Jack Pandol was not only my father; he was my boss for over half my life. Even during periods when I was not answering directly to him, we still would talk about the business a lot and specifically what I was doing.

It was not always easy. I was the ‘baby’ of the family. It was hard to get his respect. Darrel Fulmer was my father’s right hand for over 20 years. When Darrel left the company in 1994, I took his vacated position. I was cautious about making many changes from what Darrel had been doing. I felt that I knew the business but I did not have a lot of confidence yet and was scared to make any serious errors. I made some changes over time and after about three years saw that what changes I had made were good. Now having confidence, I made even more changes and pushed harder.

My dad did not like my cautious approach to operating the company in my first years. We bumped heads on some issues more than once. I was cautious and he was in his 70’s still pushing MOVE, GO! However, by the time we arrived into the late 90’s, he could see that profits under my watch had doubled over that previous few years. I now had the confidence to move along faster, which made him happier. The company was doing better than ever. For the couple of years before his health failed in 1999, I had gotten his professional respect. I do feel that he started to think of me not as his ‘baby’ but as his peer. These years were the most satisfying in my career. Unfortunately, this only lasted a couple of years.

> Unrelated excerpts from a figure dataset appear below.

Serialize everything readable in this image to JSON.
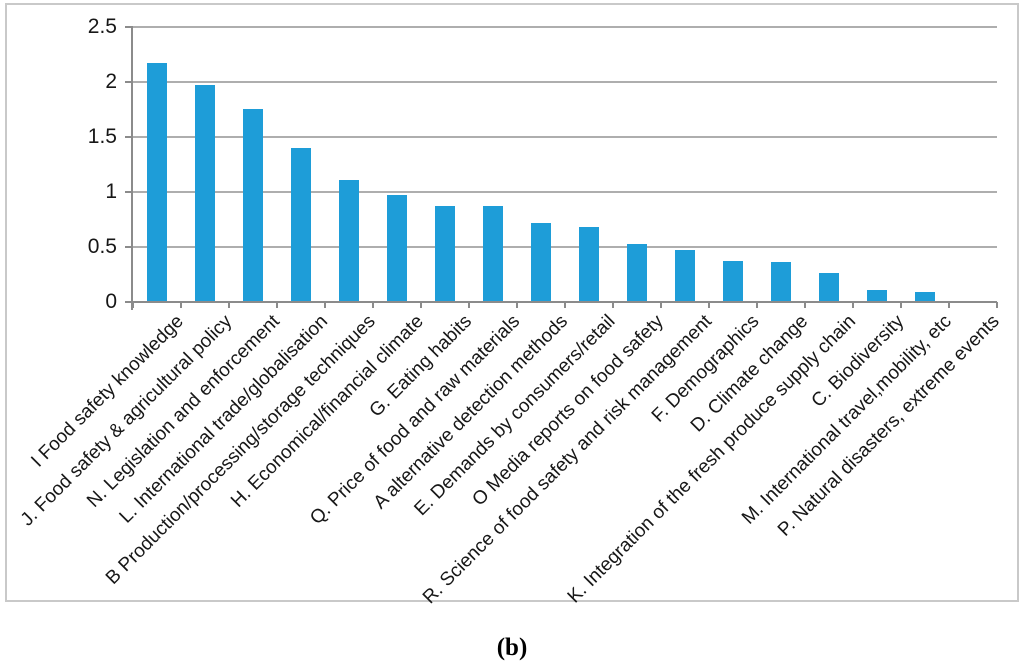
{
  "caption": "(b)",
  "colors": {
    "bar": "#1E9DD8",
    "gridline": "#AEAEAE",
    "axis": "#8B8B8B",
    "frame_border": "#C9C9C9",
    "text": "#171717",
    "background": "#FFFFFF"
  },
  "chart_data": {
    "type": "bar",
    "title": "",
    "xlabel": "",
    "ylabel": "",
    "legend": "none",
    "grid": "horizontal gridlines on",
    "ylim": [
      0,
      2.5
    ],
    "ytick_labels": [
      "2.5",
      "2",
      "1.5",
      "1",
      "0.5",
      "0"
    ],
    "categories": [
      "I Food safety knowledge",
      "J. Food safety & agricultural policy",
      "N. Legislation and enforcement",
      "L. International trade/globalisation",
      "B Production/processing/storage techniques",
      "H. Economical/financial climate",
      "G. Eating habits",
      "Q. Price of food and raw materials",
      "A alternative detection methods",
      "E. Demands by consumers/retail",
      "O Media reports on food safety",
      "R. Science of food safety and risk management",
      "F. Demographics",
      "D. Climate change",
      "K. Integration of the fresh produce supply chain",
      "C. Biodiversity",
      "M. International travel,mobility, etc",
      "P. Natural disasters, extreme events"
    ],
    "values": [
      2.17,
      1.97,
      1.75,
      1.4,
      1.11,
      0.97,
      0.87,
      0.87,
      0.72,
      0.68,
      0.53,
      0.47,
      0.37,
      0.36,
      0.26,
      0.11,
      0.09,
      0
    ],
    "bar_color": "#1E9DD8",
    "x_labels_rotation_deg": -45
  }
}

In June of 1999, my father became very ill and spent 5 weeks in the hospital and much of it in ICU. Though it was never clear exactly what he had, blood clots and encephalitis were involved. He improved and was eventually released from the hospital. He never recovered fully the energy and mental capabilities that he had before the illness. He was never the same again. I felt that I had lost the professional relationship I had with my father just when we were enjoying it the most.

His health slowly declined over time. Dementia turned into Alzheimer’s Disease. During his last couple years he generally did not know who I/we were. The relationships of working together and of his being my father were both basically gone. I missed him. Now that he has passed on, I miss him more. I say to him, “You go on ahead Boss. We’ll catch up with you later”.

— Jim Pandol
Agricola James Alan Pandol E.I.R.L
Pandol Assoc. Marketing, Inc.
Pandol Family Farms
Quinto Farming
www.pandolmarketing.com

We’ve been fortunate enough to share an experience Jim had. We too had the opportunity to work with an extraordinary man who was also our father. It is decades later, and yet we remember the lessons, some intentional and some implicit, every single day.

There are many lessons in Jim’s tale, and we hope he sends more as time passes. We could speak at length about the points that Jim has made.

For now, it is enough to say that surely Jack would be pleased. We ran two articles with people with nothing but good to say about Jack and, now, we have his longtime associate Darrell Fulmer saying the same and his son, his youngest child, demonstrating how intently he listened.

There is a Sondheim song from Into the Woods called “Children Will Listen” that warns adults that children hear everything — both what you wish to communicate and what you, through your actions, do communicate. Some of the key words:

Careful the things you say
Children will listen
Careful the things you do
Children will see and learn
Children may not obey, but children will listen
Children will look to you for which way to turn

Jack built a great business and was an industry leader. Yet, the values he believed in will live on, not in a vineyard or a business, but through his children. Perhaps a reminder to all of us who work hard as to what ultimately matters.

Many thanks to Jim for sharing so much when the hurt is still raw. And condolences to Jim and the whole Pandol family.

Requiem aeternam dona eis,
Domine, et lux perpetua luceat eis
.

Eternal rest grant unto them, O Lord, and let perpetual light shine upon them.